In 2009, to mark the 20th anniversary of the Convention, a global campaign was launched to promote ratification of the Convention by a number of NGOs with the support of the Office of the UN High Commissioner for Human Rights.
In the United Nations Universal Periodic Review of Australia’s human rights record at the 10th UPR session, a number of countries and the Australian Human Rights Commission urged Australia to consider ratification of the Migrant Workers Convention. Documentation from the review is available here.
Australia decided not to ratify. Australia has still not ratified. Yet migrant labour historically, and today, plays a key role in the Australian economy. Australia, more than most countries, has benefited from a strong immigration program. Based on information from the Australian Bureau of Statistics, and given Australia’s current population, there are around 1.5 million people living in Australia who are covered by the Convention.
Australia’s ratification would represent a significant step towards the goal of universal ratification of this important human rights treaty. Further, Australia has had a historic policy of promoting ratification of all treaties: Australian action on this convention thus has significance for international adherence to all core human rights treaties.

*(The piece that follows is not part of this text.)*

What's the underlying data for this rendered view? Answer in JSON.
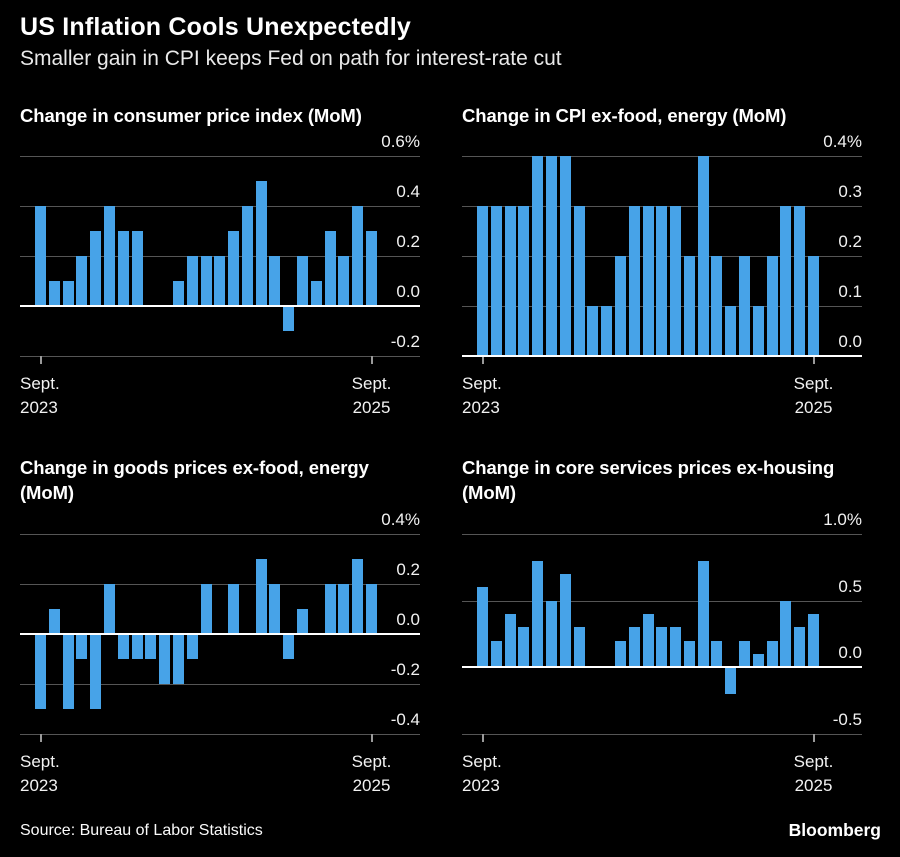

The officially stated reason given by Australia for deciding not to consider ratification is that Australia “views the existing protections for migrant workers as adequate.” Informal discussion with government officials suggest that this response was primarily driven by a domestic focus without consideration of the significance of ratification from an international viewpoint. There is no publicly available information that suggests a detailed analysis has been carried out of ratification.
While the primary aim of this campaign is to achieve ratification, the campaign will contribute to national and regional efforts to recognise migrant rights as human rights, and to move beyond the treatment of migrants as an economic resource to be exploited or a problem to be solved. Migrants are equal human beings and must be treated with dignity. This campaign will also promote closely related conventions, such as the ILO Convention concerning Decent Work for Domestic Workers adopted on 16 June 2011.